Nos corps se trouvent à l’intersection d’une binarité à laquelle nous sommes toujours renvoyé·es. En cela, je ne sais pas à quoi tient notre visibilité. Nos corps sont proprement invisibles et inconsidérés parce que la perspective binaire du genre brouille nos expressions.
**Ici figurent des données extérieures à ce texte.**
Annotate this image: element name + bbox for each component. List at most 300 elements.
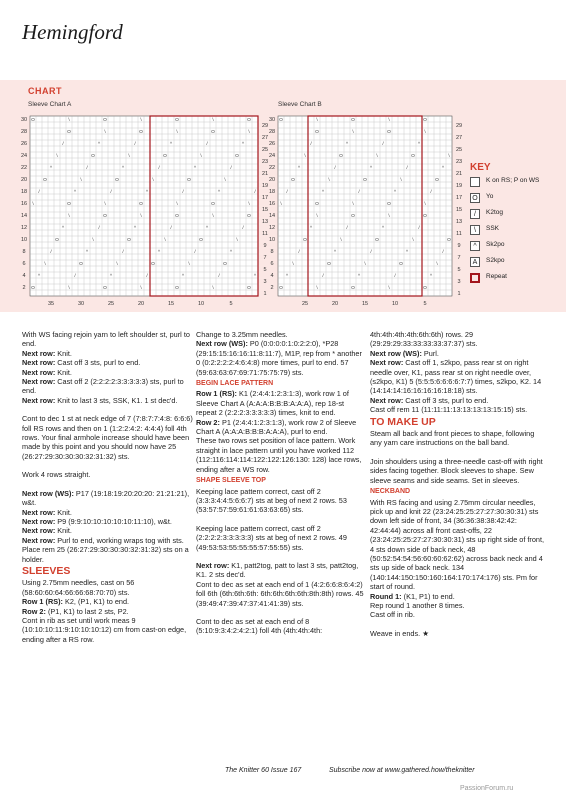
chart-a-stitch-symbol: O (139, 129, 143, 135)
paragraph-text: Cast off 3 sts, purl to end. (403, 395, 489, 405)
row-label: Next row: (22, 507, 56, 517)
chart-a-row-number-right: 19 (261, 182, 269, 189)
chart-b-row-number-right: 25 (455, 146, 463, 153)
chart-a-stitch-symbol: ^ (109, 273, 113, 279)
chart-b-row-number-left: 12 (268, 224, 276, 231)
chart-a-stitch-symbol: O (247, 117, 251, 123)
chart-b-stitch-symbol: \ (388, 117, 390, 123)
chart-a-stitch-symbol: \ (140, 285, 142, 291)
chart-a-stitch-symbol: \ (164, 237, 166, 243)
chart-b-row-number-right: 19 (455, 182, 463, 189)
chart-b-stitch-symbol: \ (424, 201, 426, 207)
paragraph-text: With RS facing and using 2.75mm circular needles, pick up and knit 22 (23:24:25:25:27:27:30:30:31) sts down left side of front, 34 (36:36:38:38:42:42: 42:44:44) across all front cast-offs, 22 (23:24:25:25:27:27:30:30:31) sts up right side of front, 4 sts down side of back neck, 48 (50:52:54:54:56:60:60:62:62) across back neck and 4 sts up side of back neck. 134 (140:144:150:150:160:164:170:174:176) sts. Pm for start of round. (370, 497, 545, 592)
paragraph-text: Cast off 2 (2:2:2:2:3:3:3:3:3) sts, purl to end. (22, 377, 184, 396)
chart-b-row-number-right: 13 (455, 218, 463, 225)
chart-a-stitch-symbol: ^ (181, 273, 185, 279)
chart-a-stitch-symbol: \ (224, 177, 226, 183)
key-symbol: \ (470, 225, 480, 235)
chart-b-row-number-left: 30 (268, 116, 276, 123)
instruction-paragraph (22, 578, 194, 597)
chart-a-row-number-left: 30 (20, 116, 28, 123)
sleeve-chart-b-title: Sleeve Chart B (278, 101, 322, 108)
paragraph-text: P1 (2:4:4:1:2:3:1:3), work row 2 of Sleeve Chart A (A:A:A:B:B:B:A:A:A), purl to end. (196, 417, 357, 437)
row-label: Round 1: (370, 591, 402, 601)
chart-a-stitch-symbol: / (86, 165, 88, 171)
chart-b-row-number-left: 22 (268, 164, 276, 171)
chart-b-stitch-symbol: \ (412, 237, 414, 243)
chart-b-row-number-right: 1 (457, 290, 461, 297)
paragraph-text: Purl. (421, 348, 439, 358)
instruction-paragraph (196, 617, 366, 636)
chart-a-stitch-symbol: O (175, 117, 179, 123)
chart-a-stitch-symbol: \ (68, 117, 70, 123)
chart-b-stitch-symbol: / (442, 249, 444, 255)
paragraph-text: Cont to dec 1 st at neck edge of 7 (7:8:7:7:4:8: 6:6:6) foll RS rows and then on 1 (1:2:2:4:2: 4:4:4) foll 4th rows. Your final armhole increase should have been made by this point and you should now have 25 (26:27:29:30:30:30:32:31:32) sts. (22, 414, 193, 461)
chart-a-row-number-left: 10 (20, 236, 28, 243)
chart-b-stitch-symbol: O (411, 153, 415, 159)
chart-a-stitch-symbol: \ (104, 129, 106, 135)
chart-a-row-number-left: 4 (22, 272, 26, 279)
instruction-paragraph (196, 389, 366, 417)
chart-a-stitch-symbol: \ (248, 129, 250, 135)
chart-a-stitch-symbol: \ (212, 213, 214, 219)
chart-a-stitch-symbol: / (122, 249, 124, 255)
sleeve-chart-a-title: Sleeve Chart A (28, 101, 72, 108)
chart-a-stitch-symbol: \ (44, 261, 46, 267)
key-title: KEY (470, 162, 491, 173)
paragraph-text: Place rem 25 (26:27:29:30:30:30:32:31:32) sts on a holder. (22, 545, 189, 564)
chart-a-stitch-symbol: \ (128, 153, 130, 159)
chart-a-col-number: 25 (107, 301, 115, 307)
chart-b-stitch-symbol: ^ (405, 249, 409, 255)
chart-a-row-number-left: 24 (20, 152, 28, 159)
chart-a-stitch-symbol: \ (32, 201, 34, 207)
chart-a-row-number-left: 16 (20, 200, 28, 207)
chart-a-row-number-right: 13 (261, 218, 269, 225)
instruction-paragraph (22, 368, 194, 377)
paragraph-text: Cont to dec as set at each end of 1 (4:2:6:6:8:6:4:2) foll 6th (6th:6th:6th: 6th:6th:6th:6th:8th:8th) rows. 45 (39:49:47:39:47:37:41:41:39) sts. (196, 579, 364, 608)
key-label: K2tog (486, 209, 503, 216)
chart-a-stitch-symbol: O (43, 177, 47, 183)
instruction-paragraph (22, 377, 194, 396)
chart-a-stitch-symbol: O (247, 213, 251, 219)
paragraph-text: (P1, K1) to last 2 sts, P2. (45, 606, 129, 616)
chart-a-stitch-symbol: O (103, 213, 107, 219)
chart-b-row-number-left: 28 (268, 128, 276, 135)
key-item (470, 225, 562, 235)
chart-a-stitch-symbol: / (134, 141, 136, 147)
chart-b-row-number-left: 20 (268, 176, 276, 183)
chart-a-row-number-right: 1 (263, 290, 267, 297)
chart-b-row-number-left: 14 (268, 212, 276, 219)
chart-a-stitch-symbol: O (211, 129, 215, 135)
instruction-paragraph (22, 607, 194, 616)
chart-a-row-number-right: 5 (263, 266, 267, 273)
chart-a-row-number-right: 21 (261, 170, 269, 177)
chart-b-stitch-symbol: O (327, 261, 331, 267)
chart-a-stitch-symbol: O (115, 177, 119, 183)
chart-b-row-number-left: 24 (268, 152, 276, 159)
chart-b-stitch-symbol: O (303, 237, 307, 243)
paragraph-text: Join shoulders using a three-needle cast-off with right sides facing together. Block sleeves to shape. Sew sleeve seams and side seams. Set in sleeves. (370, 456, 543, 485)
chart-a-stitch-symbol: O (79, 261, 83, 267)
instruction-paragraph (22, 616, 194, 644)
row-label: Next row: (370, 395, 404, 405)
paragraph-text: Cont in rib as set until work meas 9 (10:10:10:11:9:10:10:10:12) cm from cast-on edge, ending after a RS row. (22, 615, 187, 644)
chart-a-stitch-symbol: \ (68, 213, 70, 219)
instruction-paragraph (22, 536, 194, 545)
chart-b-stitch-symbol: O (387, 201, 391, 207)
chart-b-stitch-symbol: ^ (393, 189, 397, 195)
spacer (22, 405, 194, 414)
paragraph-text: Knit. (55, 507, 72, 517)
chart-a-row-number-left: 26 (20, 140, 28, 147)
chart-a-stitch-symbol: \ (212, 117, 214, 123)
key-label: Sk2po (486, 241, 505, 248)
chart-a-col-number: 5 (229, 301, 233, 307)
chart-b-row-number-left: 4 (270, 272, 274, 279)
chart-a-row-number-right: 3 (263, 278, 267, 285)
paragraph-text: Rep round 1 another 8 times. (370, 600, 465, 610)
chart-b-stitch-symbol: \ (304, 153, 306, 159)
chart-b-stitch-symbol: O (351, 285, 355, 291)
paragraph-text: Weave in ends. ★ (370, 628, 429, 638)
chart-a-stitch-symbol: ^ (97, 141, 101, 147)
paragraph-text: Steam all back and front pieces to shape, following any yarn care instructions on the ball band. (370, 429, 535, 448)
key-item (470, 209, 562, 219)
instruction-paragraph (22, 349, 194, 358)
key-item (470, 273, 562, 283)
chart-b-stitch-symbol: \ (316, 213, 318, 219)
chart-a-stitch-symbol: \ (212, 285, 214, 291)
chart-a-stitch-symbol: \ (140, 117, 142, 123)
chart-a-stitch-symbol: / (98, 225, 100, 231)
paragraph-text: Keeping lace pattern correct, cast off 2 (2:2:2:2:3:3:3:3:3) sts at beg of next 2 rows. 49 (49:53:53:55:55:55:57:55:55) sts. (196, 523, 347, 552)
chart-b-stitch-symbol: O (363, 177, 367, 183)
instruction-paragraph (370, 610, 546, 619)
chart-a-stitch-symbol: ^ (229, 249, 233, 255)
chart-a-stitch-symbol: ^ (157, 249, 161, 255)
chart-b-stitch-symbol: ^ (345, 141, 349, 147)
instruction-paragraph (22, 597, 194, 606)
chart-a-stitch-symbol: / (158, 165, 160, 171)
instruction-paragraph (370, 498, 546, 592)
chart-b-stitch-symbol: O (447, 237, 451, 243)
chart-b-stitch-symbol: O (279, 117, 283, 123)
chart-b-row-number-left: 26 (268, 140, 276, 147)
spacer (370, 448, 546, 457)
chart-b-stitch-symbol: \ (424, 129, 426, 135)
instruction-paragraph (196, 339, 366, 377)
chart-b-row-number-left: 16 (268, 200, 276, 207)
chart-a-stitch-symbol: \ (236, 237, 238, 243)
chart-b-row-number-right: 3 (457, 278, 461, 285)
chart-a-stitch-symbol: / (182, 189, 184, 195)
paragraph-text: These two rows set position of lace pattern. Work straight in lace pattern until you have worked 112 (112:116:114:114:122:122:126:130: 128) lace rows, ending after a WS row. (196, 436, 362, 474)
chart-b-stitch-symbol: O (435, 177, 439, 183)
chart-a-stitch-symbol: O (247, 285, 251, 291)
key-item (470, 257, 562, 267)
chart-b-row-number-right: 9 (457, 242, 461, 249)
row-label: Row 1 (RS): (22, 597, 63, 607)
paragraph-text: Cast off 1, s2kpo, pass rear st on right needle over, K1, pass rear st on right needle over, (s2kpo, K1) 5 (5:5:5:6:6:6:6:7:7) times, s2kpo, K2. 14 (14:14:14:16:16:16:16:18:18) sts. (370, 358, 542, 396)
key-item (470, 193, 562, 203)
chart-a-stitch-symbol: O (211, 201, 215, 207)
chart-b-row-number-right: 7 (457, 254, 461, 261)
sub-heading: BEGIN LACE PATTERN (196, 380, 274, 388)
paragraph-text: P9 (9:9:10:10:10:10:10:11:10), w&t. (55, 516, 172, 526)
chart-a-stitch-symbol: / (194, 249, 196, 255)
chart-a-stitch-symbol: O (235, 153, 239, 159)
chart-b-stitch-symbol: / (382, 141, 384, 147)
chart-a-stitch-symbol: ^ (133, 225, 137, 231)
chart-b-stitch-symbol: \ (292, 261, 294, 267)
footer-issue: The Knitter 60 Issue 167 (225, 767, 302, 774)
chart-b-row-number-right: 29 (455, 122, 463, 129)
chart-b-stitch-symbol: O (399, 261, 403, 267)
instruction-paragraph (370, 629, 546, 638)
row-label: Next row: (196, 560, 230, 570)
chart-a-stitch-symbol: \ (188, 261, 190, 267)
instruction-paragraph (22, 545, 194, 564)
instruction-paragraph (196, 580, 366, 608)
chart-b-stitch-symbol: O (375, 237, 379, 243)
chart-b-stitch-symbol: \ (448, 153, 450, 159)
chart-b-stitch-symbol: / (430, 189, 432, 195)
paragraph-text: P0 (0:0:0:0:1:0:2:2:0), *P28 (29:15:15:16:16:11:8:11:7), M1P, rep from * another 0 (0:2:2:2:2:4:6:4:8) more times, purl to end. 57 (59:63:63:67:69:71:75:75:79) sts. (196, 339, 362, 377)
row-label: Next row: (370, 358, 404, 368)
chart-b-stitch-symbol: ^ (309, 225, 313, 231)
instruction-paragraph (22, 489, 194, 508)
chart-a-stitch-symbol: \ (200, 153, 202, 159)
chart-a-col-number: 30 (77, 301, 85, 307)
instruction-paragraph (370, 358, 546, 396)
chart-b-stitch-symbol: O (351, 117, 355, 123)
row-label: Next row: (22, 348, 56, 358)
chart-a-stitch-symbol: \ (152, 177, 154, 183)
chart-a-stitch-symbol: ^ (121, 165, 125, 171)
chart-b-stitch-symbol: \ (352, 129, 354, 135)
chart-a-stitch-symbol: / (170, 225, 172, 231)
chart-b-col-number: 20 (331, 301, 339, 307)
chart-a-row-number-right: 11 (262, 230, 268, 237)
chart-a-stitch-symbol: \ (248, 201, 250, 207)
paragraph-text: Cast off rem 11 (11:11:11:13:13:13:13:15:15) sts. (370, 405, 528, 415)
chart-b-col-number: 5 (423, 301, 427, 307)
chart-a-stitch-symbol: O (91, 153, 95, 159)
instruction-paragraph (370, 405, 546, 414)
chart-b-stitch-symbol: O (423, 117, 427, 123)
chart-a-row-number-left: 8 (22, 248, 26, 255)
instruction-paragraph (22, 526, 194, 535)
paragraph-text: K1, patt2tog, patt to last 3 sts, patt2tog, K1. 2 sts dec'd. (196, 560, 359, 580)
chart-a-row-number-left: 6 (22, 260, 26, 267)
chart-b-row-number-left: 6 (270, 260, 274, 267)
chart-b-stitch-symbol: / (298, 249, 300, 255)
chart-b-col-number: 10 (391, 301, 399, 307)
spacer (370, 620, 546, 629)
paragraph-text: Knit. (55, 526, 72, 536)
text-column-1 (22, 330, 194, 644)
key-symbol: A (470, 257, 480, 267)
chart-b-stitch-symbol: / (346, 225, 348, 231)
chart-a-stitch-symbol: O (223, 261, 227, 267)
instruction-paragraph (370, 592, 546, 601)
chart-b-stitch-symbol: O (423, 285, 427, 291)
chart-b-stitch-symbol: / (394, 273, 396, 279)
chart-b-row-number-left: 18 (268, 188, 276, 195)
chart-b-row-number-right: 27 (455, 134, 463, 141)
row-label: Next row (WS): (196, 339, 248, 349)
row-label: Row 1 (RS): (196, 389, 237, 399)
chart-b-stitch-symbol: O (279, 285, 283, 291)
chart-a-row-number-right: 27 (261, 134, 269, 141)
spacer (22, 461, 194, 470)
chart-b-stitch-symbol: / (358, 189, 360, 195)
chart-a-row-number-left: 2 (22, 284, 26, 291)
key-symbol: O (470, 193, 480, 203)
chart-a-stitch-symbol: / (146, 273, 148, 279)
key-symbol (470, 177, 480, 187)
instruction-paragraph (196, 524, 366, 552)
chart-a-col-number: 10 (197, 301, 205, 307)
paragraph-text: P17 (19:18:19:20:20:20: 21:21:21), w&t. (22, 488, 190, 508)
chart-b-row-number-right: 23 (455, 158, 463, 165)
row-label: Next row: (22, 535, 56, 545)
chart-b-stitch-symbol: \ (352, 201, 354, 207)
spacer (196, 608, 366, 617)
chart-b-stitch-symbol: \ (328, 177, 330, 183)
text-column-2 (196, 330, 366, 636)
row-label: Next row (WS): (22, 488, 74, 498)
chart-a-stitch-symbol: ^ (205, 225, 209, 231)
row-label: Next row: (22, 516, 56, 526)
chart-b-row-number-right: 21 (455, 170, 463, 177)
row-label: Next row: (22, 526, 56, 536)
chart-a-col-number: 35 (47, 301, 55, 307)
chart-b-stitch-symbol: ^ (369, 165, 373, 171)
key-symbol (470, 273, 480, 283)
section-heading: SLEEVES (22, 564, 71, 577)
instruction-paragraph (370, 457, 546, 485)
chart-a-stitch-symbol: ^ (193, 165, 197, 171)
instruction-paragraph (22, 396, 194, 405)
instruction-paragraph (22, 330, 194, 349)
instruction-paragraph (22, 358, 194, 367)
chart-a-stitch-symbol: / (110, 189, 112, 195)
chart-a-stitch-symbol: / (206, 141, 208, 147)
row-label: Next row: (22, 358, 56, 368)
instruction-paragraph (196, 330, 366, 339)
chart-a-stitch-symbol: ^ (217, 189, 221, 195)
chart-b-stitch-symbol: \ (388, 285, 390, 291)
chart-a-stitch-symbol: O (139, 201, 143, 207)
paragraph-text: Purl to end, working wraps tog with sts. (55, 535, 184, 545)
chart-a-stitch-symbol: \ (140, 213, 142, 219)
chart-a-stitch-symbol: ^ (241, 141, 245, 147)
paragraph-text: With WS facing rejoin yarn to left shoulder st, purl to end. (22, 330, 190, 349)
chart-b-stitch-symbol: \ (280, 201, 282, 207)
chart-a-stitch-symbol: \ (92, 237, 94, 243)
chart-a-stitch-symbol: O (67, 201, 71, 207)
chart-b-stitch-symbol: ^ (417, 141, 421, 147)
chart-b-stitch-symbol: O (315, 201, 319, 207)
paragraph-text: K2, (P1, K1) to end. (62, 597, 130, 607)
section-heading: TO MAKE UP (370, 415, 436, 428)
instruction-paragraph (196, 487, 366, 515)
instruction-paragraph (370, 601, 546, 610)
footer-subscribe-link[interactable]: Subscribe now at www.gathered.how/theknitter (329, 767, 475, 774)
chart-b-stitch-symbol: ^ (429, 273, 433, 279)
chart-a-stitch-symbol: O (31, 117, 35, 123)
instruction-paragraph (22, 414, 194, 461)
watermark: PassionForum.ru (460, 785, 514, 792)
chart-key (470, 162, 562, 289)
instruction-paragraph (370, 396, 546, 405)
key-symbol: ^ (470, 241, 480, 251)
chart-a-row-number-right: 17 (261, 194, 269, 201)
sub-heading: NECKBAND (370, 488, 411, 496)
paragraph-text: K1 (2:4:4:1:2:3:1:3), work row 1 of Sleeve Chart A (A:A:A:B:B:B:A:A:A), rep 18-st repeat 2 (2:2:2:3:3:3:3:3) times, knit to end. (196, 389, 349, 418)
chart-a-stitch-symbol: \ (56, 153, 58, 159)
chart-a-stitch-symbol: ^ (73, 189, 77, 195)
chart-a-stitch-symbol: O (175, 285, 179, 291)
row-label: Next row: (22, 395, 56, 405)
chart-b-stitch-symbol: O (291, 177, 295, 183)
paragraph-text: Keeping lace pattern correct, cast off 2 (3:3:3:4:4:5:6:6:7) sts at beg of next 2 rows. 53 (53:57:57:59:61:61:63:63:65) sts. (196, 486, 347, 515)
chart-a-row-number-left: 28 (20, 128, 28, 135)
chart-b-row-number-left: 2 (270, 284, 274, 291)
chart-a-stitch-symbol: \ (104, 201, 106, 207)
chart-b-stitch-symbol: O (315, 129, 319, 135)
key-label: K on RS; P on WS (486, 177, 540, 184)
chart-a-stitch-symbol: \ (80, 177, 82, 183)
chart-b-stitch-symbol: ^ (297, 165, 301, 171)
chart-a-row-number-left: 18 (20, 188, 28, 195)
chart-b-stitch-symbol: O (387, 129, 391, 135)
chart-a-stitch-symbol: ^ (49, 165, 53, 171)
chart-a-stitch-symbol: / (230, 165, 232, 171)
paragraph-text: Cast off in rib. (370, 610, 415, 620)
chart-a-stitch-symbol: / (74, 273, 76, 279)
chart-b-stitch-symbol: O (339, 153, 343, 159)
chart-b-stitch-symbol: / (406, 165, 408, 171)
key-item (470, 241, 562, 251)
paragraph-text: Knit to last 3 sts, SSK, K1. 1 st dec'd. (55, 395, 178, 405)
page-title: Hemingford (22, 20, 123, 44)
chart-a-stitch-symbol: \ (68, 285, 70, 291)
chart-a-row-number-right: 23 (261, 158, 269, 165)
key-label: S2kpo (486, 257, 505, 264)
chart-a-row-number-left: 12 (20, 224, 28, 231)
chart-a-stitch-symbol: O (199, 237, 203, 243)
chart-a-row-number-right: 7 (263, 254, 267, 261)
chart-b-stitch-symbol: \ (376, 153, 378, 159)
chart-b-stitch-symbol: O (351, 213, 355, 219)
chart-a-stitch-symbol: \ (116, 261, 118, 267)
chart-b-row-number-right: 17 (455, 194, 463, 201)
chart-a-row-number-right: 9 (263, 242, 267, 249)
paragraph-text: 4th:4th:4th:4th:6th:6th) rows. 29 (29:29:29:33:33:33:33:37:37) sts. (370, 330, 478, 349)
chart-a-row-number-right: 29 (261, 122, 269, 129)
chart-b-stitch-symbol: ^ (285, 273, 289, 279)
chart-a-stitch-symbol: O (187, 177, 191, 183)
key-label: SSK (486, 225, 500, 232)
paragraph-text: Knit. (55, 348, 72, 358)
chart-a-row-number-right: 25 (261, 146, 269, 153)
chart-b-stitch-symbol: \ (400, 177, 402, 183)
instruction-paragraph (196, 561, 366, 580)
Aussi, tant que cette perspective ne bougera pas, nos expressions de genre ne seront pas visibles ; ou du moins pas valides, ni admirées à leur juste valeur, ou à leur juste place.
Visibles, nous le sommes, car nous pouvons être vu·es ; mais combien d’entre nous s’empêchent de s’exprimer, par auto-censure, par peur de l’agression, par déni ? Visibles, nous le sommes, parce que nous pouvons nous dire ; mais qui nous écoute ? À quoi tient la visibilité des personnes non binaires dans une société qui n’y pense pas ? Ou qui refuse d’y penser ?
Alors à la question de savoir ce que je pense de la visibilité non binaire, je répondrais que moi-même je n’y pense pas, car je n’ai pas été habitué·e à penser ma propre existence. Je suis pourtant là. Avec des expressions d’à côté. Avec mes interstices performés. Le nez et les oreilles perforé·es. La peau encrée, les pieds ancrés. Je suis visible parce que j’ose me dire et me montrer tel·le que je me sens. Et parce que j’existe dans un environnement qui me le permet jusqu’à un certain point. Jusqu’à l’insulte. Jusqu’au harcèlement. Jusqu’à la course. Jusqu’au tabassage. Jusqu’à la mort.
Je n’en remplis que 2 sur 5, mais combien de nos adelphes trans’ ne sont plus là pour compter ?
Je suis visible tant que j’existe dans mon corps et dans vos cœurs. Notre visibilité tient à ça. Je n’ai pas besoin de grandes parades ni de statues. Nos marges, je les célèbre à chaque soin apporté à nos communautés. C’est ça être visible, c’est ça exister. Avoir des gens sur qui compter pour tous·tes cell·eux qui ne peuvent plus compter.